55. Daniel, o cara do whisky escondido na rua


Eu nem tinha bebido tanto e, mesmo assim, não fazia a menor ideia de como ou por qual motivo estávamos tão engajados numa conversa sobre plantações de maconha mundo afora. Era 8 de abril de 2013, minha segunda semana de férias em toda a vida, e eu comemorava o ‘não ter nada para fazer’ em um pub chamado Kelley O’Neil’s, em Honolulu, no Havaí.

– ‘Pega em qualquer lugar, pô! Eu plantei e a minha pegou! Pena que eu fumei a Chiquinha inteira’, disse o Daniel, fazendo com que todas as meninas da mesa gargalhassem sem parar.
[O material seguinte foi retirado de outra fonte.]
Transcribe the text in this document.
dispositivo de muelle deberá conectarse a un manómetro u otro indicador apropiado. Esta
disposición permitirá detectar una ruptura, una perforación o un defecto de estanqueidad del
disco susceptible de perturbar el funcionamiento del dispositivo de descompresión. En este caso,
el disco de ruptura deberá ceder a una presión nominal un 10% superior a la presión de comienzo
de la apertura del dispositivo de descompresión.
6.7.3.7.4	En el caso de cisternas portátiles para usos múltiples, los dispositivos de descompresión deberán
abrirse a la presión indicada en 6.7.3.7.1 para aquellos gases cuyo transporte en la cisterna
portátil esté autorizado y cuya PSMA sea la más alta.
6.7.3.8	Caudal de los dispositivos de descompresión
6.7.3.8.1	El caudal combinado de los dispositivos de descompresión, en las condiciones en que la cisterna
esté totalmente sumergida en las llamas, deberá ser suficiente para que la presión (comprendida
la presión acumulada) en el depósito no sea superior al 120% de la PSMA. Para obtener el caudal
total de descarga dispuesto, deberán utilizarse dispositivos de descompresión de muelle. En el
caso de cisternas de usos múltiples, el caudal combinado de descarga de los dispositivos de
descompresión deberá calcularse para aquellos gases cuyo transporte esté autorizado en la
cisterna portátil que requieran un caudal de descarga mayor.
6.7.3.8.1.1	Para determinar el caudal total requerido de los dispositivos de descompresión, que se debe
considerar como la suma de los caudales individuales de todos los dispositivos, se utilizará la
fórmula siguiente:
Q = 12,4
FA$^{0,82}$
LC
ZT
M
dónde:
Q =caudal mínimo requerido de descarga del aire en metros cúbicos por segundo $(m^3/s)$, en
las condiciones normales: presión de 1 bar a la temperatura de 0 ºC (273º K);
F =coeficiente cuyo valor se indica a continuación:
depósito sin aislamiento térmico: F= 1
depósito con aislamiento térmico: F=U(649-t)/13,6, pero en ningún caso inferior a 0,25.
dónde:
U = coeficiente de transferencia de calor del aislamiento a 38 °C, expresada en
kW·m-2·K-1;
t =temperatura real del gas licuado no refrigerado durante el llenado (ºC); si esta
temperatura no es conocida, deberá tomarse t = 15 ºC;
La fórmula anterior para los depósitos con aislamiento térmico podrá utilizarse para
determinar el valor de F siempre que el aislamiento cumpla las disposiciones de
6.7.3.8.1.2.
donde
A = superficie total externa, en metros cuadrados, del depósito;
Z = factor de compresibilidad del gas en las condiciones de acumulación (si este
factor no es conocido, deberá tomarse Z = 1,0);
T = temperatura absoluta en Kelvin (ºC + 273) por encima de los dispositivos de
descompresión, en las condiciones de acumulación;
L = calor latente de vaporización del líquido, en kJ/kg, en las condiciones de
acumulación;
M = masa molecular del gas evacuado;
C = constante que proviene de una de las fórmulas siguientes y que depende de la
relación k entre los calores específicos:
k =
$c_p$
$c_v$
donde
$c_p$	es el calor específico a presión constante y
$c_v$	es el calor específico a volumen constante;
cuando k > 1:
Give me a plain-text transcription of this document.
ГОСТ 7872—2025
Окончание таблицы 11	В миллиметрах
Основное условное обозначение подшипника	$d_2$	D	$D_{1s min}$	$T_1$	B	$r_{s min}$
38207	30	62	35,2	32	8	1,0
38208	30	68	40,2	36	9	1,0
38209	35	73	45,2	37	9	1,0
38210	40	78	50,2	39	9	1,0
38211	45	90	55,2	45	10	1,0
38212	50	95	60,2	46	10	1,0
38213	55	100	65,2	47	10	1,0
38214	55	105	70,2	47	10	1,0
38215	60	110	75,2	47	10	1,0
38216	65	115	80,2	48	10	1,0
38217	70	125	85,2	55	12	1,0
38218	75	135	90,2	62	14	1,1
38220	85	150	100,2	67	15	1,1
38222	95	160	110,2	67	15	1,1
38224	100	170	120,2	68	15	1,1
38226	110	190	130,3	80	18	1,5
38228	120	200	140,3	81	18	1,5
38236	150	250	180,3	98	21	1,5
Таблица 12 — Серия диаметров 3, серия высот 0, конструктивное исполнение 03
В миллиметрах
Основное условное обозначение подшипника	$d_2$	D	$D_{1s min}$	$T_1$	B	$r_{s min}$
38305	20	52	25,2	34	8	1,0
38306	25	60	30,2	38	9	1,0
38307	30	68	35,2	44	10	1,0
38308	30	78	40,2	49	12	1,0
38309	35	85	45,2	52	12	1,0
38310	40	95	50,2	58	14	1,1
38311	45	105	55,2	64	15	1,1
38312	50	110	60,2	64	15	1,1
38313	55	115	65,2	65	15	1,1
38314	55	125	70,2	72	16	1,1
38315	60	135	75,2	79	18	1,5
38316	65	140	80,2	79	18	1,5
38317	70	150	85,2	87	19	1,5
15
Gosto de gente que dá nome a plantas. Tenho um amigo que batizou uma laranjeira, um conhecido que chama o eucalipto de Eugênio e já ouvi histórias de pessoas que levaram o amor pela roseira mais a sério (erm… melhor pular essa história!).

Nas mesas ao redor no pub, os vários rapazes olhavam para o Daniel sem entender como um cara tão ordinário era tamanho entretenimento para várias garotas. Passavam pra lá e pra cá para ir ao banheiro com a esperança de, quem sabe?, não entender algo da conversa.

O Daniel foi mais um desses acasos do destino. Naquele mesmo dia, enquanto andávamos por um shopping na Ala Moana Boulevard, conhecemos uma brasileira chamada Flávia, que morava no Havaí há 3 meses e nos convidou para sair para beber naquela noite. Como queríamos conhecer a ‘cena local’, topamos encontrá-la na casa dela e depois irmos para o bar. Depois de pegarmos um táxi com um motorista estressado que quase matou um cara no caminho, lá estávamos nós, confraternizando não só com a Flávia, como também com a roommate americana dela, a April.

Enquanto bebíamos e conversávamos sobre a vida no Brasil, o Daniel apareceu no balcão do pub, vestindo jeans apertado na medida certa para se encaixar na minha categoria mental ‘sexy’. Também usava camisa cinza da Abercrombie, gel no cabelo e um perfume que, sério!, deveria ser obrigatório para todo homem. Tinha sorriso torto, vivia mordendo a boca e levantando a sobrancelha, coisas essas que, unidas, davam todo um charme especial a ele.

Quando o Daniel viu a April, saiu correndo em direção à ela:

‘DUDE! IT’S YOU!’, gritou. Os dois se abraçaram e riram juntos por um tempo, falando em inglês de alguma piada interna que ninguém entendeu. Poucos minutos depois, quando percebeu que a mesa era de brasileiras, sentou e, todo animado, começou a conversar.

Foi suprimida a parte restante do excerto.